Comment avez-vous ressenti le besoin d’écrire un Éloge de l’oubli ?
Pendant une quinzaine d’années, j’ai été correspondant de guerre. En Croatie et en Bosnie puis en Irak et en Afghanistan. Et quand je suis arrivé à Sarajevo, en 1992, je pensais, comme l’immense majorité des gens, et comme l’a clairement formulé le philosophe George Santayana, que « ceux qui ne peuvent se souvenir de leur passé sont condamnés à le répéter ». Mais dans les Balkans, puis au Rwanda, en Israël et en Palestine, j’ai vu comment on pouvait faire usage de la mémoire comme arme de guerre. Alors j’ai commencé à me dire qu’il n’était pas forcément vrai de prétendre que la mémoire est toujours moralement supérieure à l’oubli. J’ai commencé à réfléchir à la question. J’ai lu. Découvert des choses intéressantes, comme l’idée de cette critique littéraire de Belfast, Edna Longley, qui avait imaginé élever « un monument à l’amnésie en guise de commémoration de l’histoire irlandaise, et de l’oublier aussitôt ». Des écrivains avaient depuis longtemps déjà émis l’idée que je poursuivais, des poètes comme Shelley, Kipling mais aussi Borgès ou Szymborska. Des gens peut-être moins concernés par les sciences sociales que par la métaphysique. Tzvetan Todorov avait aussi pointé les risques d’abus de la mémoire, mais il conservait malgré tout l’idée qu’il pouvait y avoir un bon usage de la mémoire, une « mémoire exemplaire » susceptible de nous permettre de comprendre des situations nouvelles. J’ai eu l’occasion de discuter avec Todorov. Il ne partageait pas ma critique de ce dernier point ni, plus généralement, le fait de considérer, au cas par cas, la possibilité de l’oubli, entendu comme le silence public. Mais je pense au moins l’avoir convaincu d’une petite chose, un an avant sa mort : la difficulté de savoir qui va décider s’il s’agit d’un bon usage ou d’usage abusif, d’une « mémoire exemplaire » ou pas. Est-ce que Jésus Christ va revenir et dire aux protestants d’Irlande du Nord qu’ils ont eu tort ? Sinon qui ? Et que faire dans les situations de guerre où il n’y a pas vraiment de vainqueurs et de vaincus ? C’est précisément dans ces cas-là, quand  pointe un danger de récidive de guerre qu’il faut envisager la possibilité de l’oubli. C’est au fond ce que les Français ont obtenu avec l’édit de Nantes. Henri IV n’était pas idiot, il savait fort bien que les gens n’allaient pas oublier les guerres de religion. Il le savait mieux que personne. Mais il a ordonné l’oubli, c’est-à-dire le silence public. C’est à Henri IV que je veux revenir, pas à George Santayana.

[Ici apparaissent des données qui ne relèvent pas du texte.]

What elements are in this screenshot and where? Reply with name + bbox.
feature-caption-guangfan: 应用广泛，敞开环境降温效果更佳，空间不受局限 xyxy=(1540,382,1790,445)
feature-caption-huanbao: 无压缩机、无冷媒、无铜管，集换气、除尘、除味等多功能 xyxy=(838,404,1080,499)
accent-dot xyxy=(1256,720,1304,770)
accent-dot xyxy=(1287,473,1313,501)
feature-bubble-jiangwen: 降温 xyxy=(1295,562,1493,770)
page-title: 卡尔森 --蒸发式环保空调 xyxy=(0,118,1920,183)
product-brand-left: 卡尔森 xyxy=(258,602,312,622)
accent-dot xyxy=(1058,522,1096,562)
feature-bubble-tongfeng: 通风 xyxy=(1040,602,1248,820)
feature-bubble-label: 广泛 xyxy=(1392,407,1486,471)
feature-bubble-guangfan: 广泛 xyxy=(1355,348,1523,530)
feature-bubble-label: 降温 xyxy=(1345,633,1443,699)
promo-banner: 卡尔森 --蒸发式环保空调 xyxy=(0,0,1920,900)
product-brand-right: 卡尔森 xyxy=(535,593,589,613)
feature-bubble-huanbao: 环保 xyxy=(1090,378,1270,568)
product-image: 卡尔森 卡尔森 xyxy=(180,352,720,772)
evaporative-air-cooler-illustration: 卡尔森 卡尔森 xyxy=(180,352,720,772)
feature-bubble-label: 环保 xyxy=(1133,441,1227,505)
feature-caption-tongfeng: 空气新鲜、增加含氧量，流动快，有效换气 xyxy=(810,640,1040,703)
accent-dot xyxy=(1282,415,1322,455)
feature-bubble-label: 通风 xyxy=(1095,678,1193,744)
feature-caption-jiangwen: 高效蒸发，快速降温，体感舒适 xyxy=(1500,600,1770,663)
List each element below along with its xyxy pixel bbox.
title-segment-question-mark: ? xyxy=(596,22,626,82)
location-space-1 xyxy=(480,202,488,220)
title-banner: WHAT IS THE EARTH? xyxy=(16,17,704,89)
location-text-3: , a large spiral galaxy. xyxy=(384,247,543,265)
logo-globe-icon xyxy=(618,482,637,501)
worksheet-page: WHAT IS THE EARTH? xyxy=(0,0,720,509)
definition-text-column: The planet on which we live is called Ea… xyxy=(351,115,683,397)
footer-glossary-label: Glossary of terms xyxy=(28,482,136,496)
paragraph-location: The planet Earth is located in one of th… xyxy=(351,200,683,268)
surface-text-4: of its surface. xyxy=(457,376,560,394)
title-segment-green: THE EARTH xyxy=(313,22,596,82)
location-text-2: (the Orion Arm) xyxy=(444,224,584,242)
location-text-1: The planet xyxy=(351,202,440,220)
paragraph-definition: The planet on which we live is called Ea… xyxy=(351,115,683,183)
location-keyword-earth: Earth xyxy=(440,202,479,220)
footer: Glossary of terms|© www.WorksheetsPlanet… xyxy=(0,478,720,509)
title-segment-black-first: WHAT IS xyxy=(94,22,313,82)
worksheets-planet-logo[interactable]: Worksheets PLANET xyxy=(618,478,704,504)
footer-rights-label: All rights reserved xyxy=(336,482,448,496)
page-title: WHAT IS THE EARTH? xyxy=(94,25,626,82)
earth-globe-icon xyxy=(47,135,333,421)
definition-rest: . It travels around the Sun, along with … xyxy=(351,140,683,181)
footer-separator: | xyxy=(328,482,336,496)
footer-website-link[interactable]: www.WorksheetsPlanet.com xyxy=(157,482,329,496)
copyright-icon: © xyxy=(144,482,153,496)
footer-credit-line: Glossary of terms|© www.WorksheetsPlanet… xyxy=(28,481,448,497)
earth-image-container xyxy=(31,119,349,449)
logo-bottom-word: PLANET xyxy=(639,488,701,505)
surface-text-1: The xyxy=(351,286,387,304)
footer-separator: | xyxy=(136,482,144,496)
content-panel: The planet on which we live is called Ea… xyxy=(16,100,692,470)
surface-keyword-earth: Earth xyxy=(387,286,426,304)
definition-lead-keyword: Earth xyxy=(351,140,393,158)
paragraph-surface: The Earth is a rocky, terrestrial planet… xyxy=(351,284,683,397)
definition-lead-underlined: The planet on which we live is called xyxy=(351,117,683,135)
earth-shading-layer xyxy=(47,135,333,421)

Dans votre livre, qui vient d’être traduit en français mais a paru en 2015 en version originale, vous n’abordez pas les événements survenus cet été dans le Sud des États-Unis après le meurtre d’une militante antiraciste à Charlottesville : des statues de figures confédérées esclavagistes ont été déboulonnées. Comment l’analysez-vous ?
J’ai été très surpris qu’un meurtre raciste puisse déclencher un mouvement aussi radical. Il y a eu tellement de meurtres racistes de ce type, sans que rien ne se passe. Enfin la version sudiste était mise en question. J’avais 9 ans au moment du centenaire de la Guerre de Sécession et je me souviens parfaitement de la façon dont on en parlait : seule la version sudiste avait droit de cité, on entendait qu’il s’était agi d’une guerre fratricide, qu’il y avait des bons et des méchants dans chaque camp, que cela n’avait strictement rien à voir avec l’esclavage… Et l’on tolérait dans le Sud du pays un véritable triomphalisme confédéré. A cette époque, il y avait à la télévision deux séries qui mettaient en scène des « héros » sudistes : Gray Ghost, autour de la figure du major John Singleton Mosby ; et The Rebel, qui célébrait un vétéran confédéré nommé Johnny Yuma, série pour laquelle Johnny Cash avait écrit la chanson… Et ces programmes télévisés n’étaient pas réservés au Sud ! A ma connaissance, ce qu’on appelle aux États-Unis la Civil War est la seule guerre importante dans laquelle un camp a gagné la guerre et l’autre la guerre des mémoires. Quand on gagne une guerre, normalement on impose sa version de l’histoire au perdant. C’est ce qu’on a fait en Allemagne à partir de 1945, et ce fut une excellente chose. C’est exactement ce qu’il fallait faire. Mais ce n’est pas toujours une très bonne chose.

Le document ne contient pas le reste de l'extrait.